Ma non Vilhelm Bjerknes, dotato com’era di una fede incrollabile nella capacità
della scienza di spiegare tutti i misteri del mondo fisico con precisione matematica.
Si trattava solo di trovare la formula adatta.
Bjerknes aveva ereditato questa fede nella scienza dal padre, professore di matematica
all’Università di Christiana (l’odierna Oslo) e pioniere nello studio della dinamica
dei fluidi. L’amore del giovane per la scienza era stato alimentato durante gli
studi universitari in Norvegia e poi in Francia e in Germania da Jules-Henri
Poincaré, il famoso matematico, e da Heinrich Hertz, il mago dell’elettro-
magnetismo. Vedendo questi scienziati applicare con successo le leggi della
fisica ad un’ampia gamma di problemi, Bjerknes si persuase che nell’universo
non ci fosse nulla di così complesso da resistere ad una spiegazione scientifica.

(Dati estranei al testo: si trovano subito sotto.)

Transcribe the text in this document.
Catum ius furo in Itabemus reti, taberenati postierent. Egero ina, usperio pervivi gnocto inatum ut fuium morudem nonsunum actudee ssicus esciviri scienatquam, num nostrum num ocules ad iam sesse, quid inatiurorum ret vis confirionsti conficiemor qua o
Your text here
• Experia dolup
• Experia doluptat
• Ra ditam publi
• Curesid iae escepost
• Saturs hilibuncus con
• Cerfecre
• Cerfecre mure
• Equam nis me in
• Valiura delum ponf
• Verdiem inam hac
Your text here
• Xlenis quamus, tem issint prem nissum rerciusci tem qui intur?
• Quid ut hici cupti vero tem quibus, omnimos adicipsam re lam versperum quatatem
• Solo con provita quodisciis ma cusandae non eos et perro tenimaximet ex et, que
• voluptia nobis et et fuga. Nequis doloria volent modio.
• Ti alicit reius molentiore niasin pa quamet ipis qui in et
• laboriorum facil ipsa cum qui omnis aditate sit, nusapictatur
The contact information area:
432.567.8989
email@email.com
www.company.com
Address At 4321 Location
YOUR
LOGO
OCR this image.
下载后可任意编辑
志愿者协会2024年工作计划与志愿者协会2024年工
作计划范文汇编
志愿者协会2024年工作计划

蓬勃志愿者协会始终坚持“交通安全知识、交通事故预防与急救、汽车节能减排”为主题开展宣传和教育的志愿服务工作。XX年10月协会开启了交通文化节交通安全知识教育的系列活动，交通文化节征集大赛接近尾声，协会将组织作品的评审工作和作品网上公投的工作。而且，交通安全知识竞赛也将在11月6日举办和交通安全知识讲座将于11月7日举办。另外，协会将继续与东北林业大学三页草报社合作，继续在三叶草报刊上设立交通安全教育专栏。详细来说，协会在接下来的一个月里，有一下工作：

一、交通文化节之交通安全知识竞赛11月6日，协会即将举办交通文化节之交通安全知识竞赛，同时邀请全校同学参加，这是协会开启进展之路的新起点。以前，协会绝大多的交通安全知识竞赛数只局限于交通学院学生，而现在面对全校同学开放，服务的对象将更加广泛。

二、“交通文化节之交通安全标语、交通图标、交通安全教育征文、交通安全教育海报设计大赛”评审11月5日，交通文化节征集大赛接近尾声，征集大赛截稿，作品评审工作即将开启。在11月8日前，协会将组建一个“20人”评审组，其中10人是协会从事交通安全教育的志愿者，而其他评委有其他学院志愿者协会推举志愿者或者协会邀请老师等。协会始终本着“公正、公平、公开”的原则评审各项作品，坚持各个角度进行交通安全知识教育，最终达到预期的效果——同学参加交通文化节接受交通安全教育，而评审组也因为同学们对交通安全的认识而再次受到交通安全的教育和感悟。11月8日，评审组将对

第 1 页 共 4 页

Bjerknes scelse un approccio metodico: il suo primo obiettivo consisteva nel
definire lo stato dell’atmosfera in un dato momento, per poi calcolare in base
alle leggi della termodinamica e dell’idrodinamica ‘lo stato futuro dell’atmosfera’.
Non era interessato tanto alle previsioni meteorologiche in se stesse – sapeva
che il tempo cambiava molto prima di terminare tutti i calcoli necessari – quanto
alla completa comprensione dei principi fisici implicati.
Bjerknes non riuscì mai a raggiungere il suo obiettivo, che sarebbe anzi rimasto
irrangiugibile per altri 75 anni. Fece però compiere dei passi da gigante all’
applicazione della meteorologia su scala mondiale.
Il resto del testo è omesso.